While our participation at WIPCE is highly rewarding and inspiring, the process brings to the surface the fact that we are still living under colonial systems and states. After taking Indigenous peoples’ land across the world, ‘so-called’ developed countries deny the free movement of Indigenous peoples. We experienced first-hand the humiliation of a visa application denied to the President of the Kitu Kara Nation in Ecuador and a member of the World KAIROS Blanket Exercise Working Group to travel to Australia to attend the conference. A dignitary and Indigenous person was denied the opportunity to bring his community’s voice directly to WIPCE 2022.

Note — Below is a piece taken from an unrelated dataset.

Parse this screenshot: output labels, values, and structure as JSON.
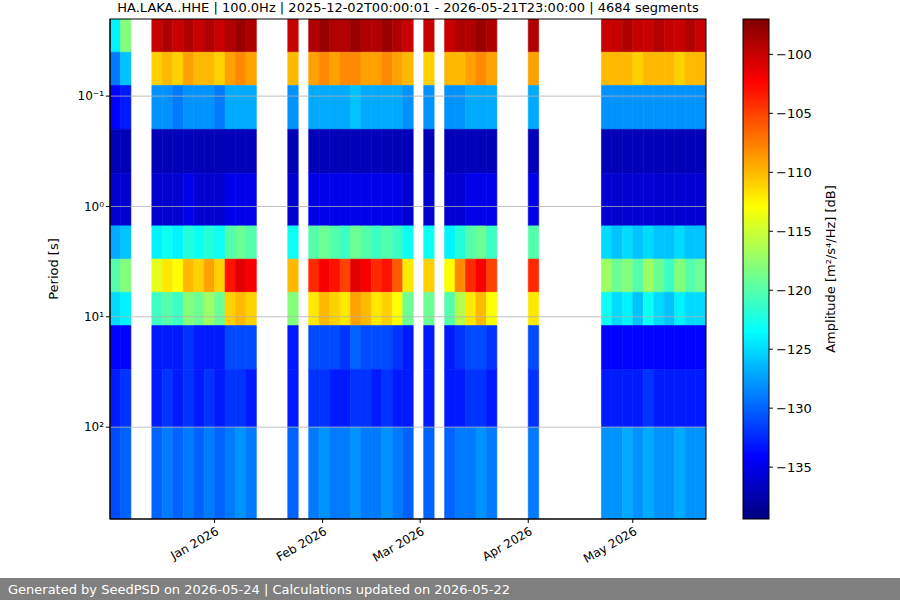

KAIROS is proud to support our partners. We have navigated with them through the frustrating and humiliating world of immigration and visa applications process. We often have no choice but to find much longer and more expensive routes to avoid the visa requirements of European and North American states, a sign that colonialism is still alive and well. Despite the barriers and challenges, KAIROS is thankful for the resilience of our partners. They do not give up and are open to exploring alternative ways to bring their voices and speak for themselves at WIPCE 2022. We are also deeply grateful to the individuals and communities who generously continue to support KAIROS’ work. This is a small sample of what you support.

“Nuyulu ina sujsuk Padiush,” says Alfredo Barahona, KAIROS Blanket Exercise Global and Newcomer Coordinator. “My heart says thank you in Nawat, the language of the Nahuat people in Kuskatan also known as El Salvador.”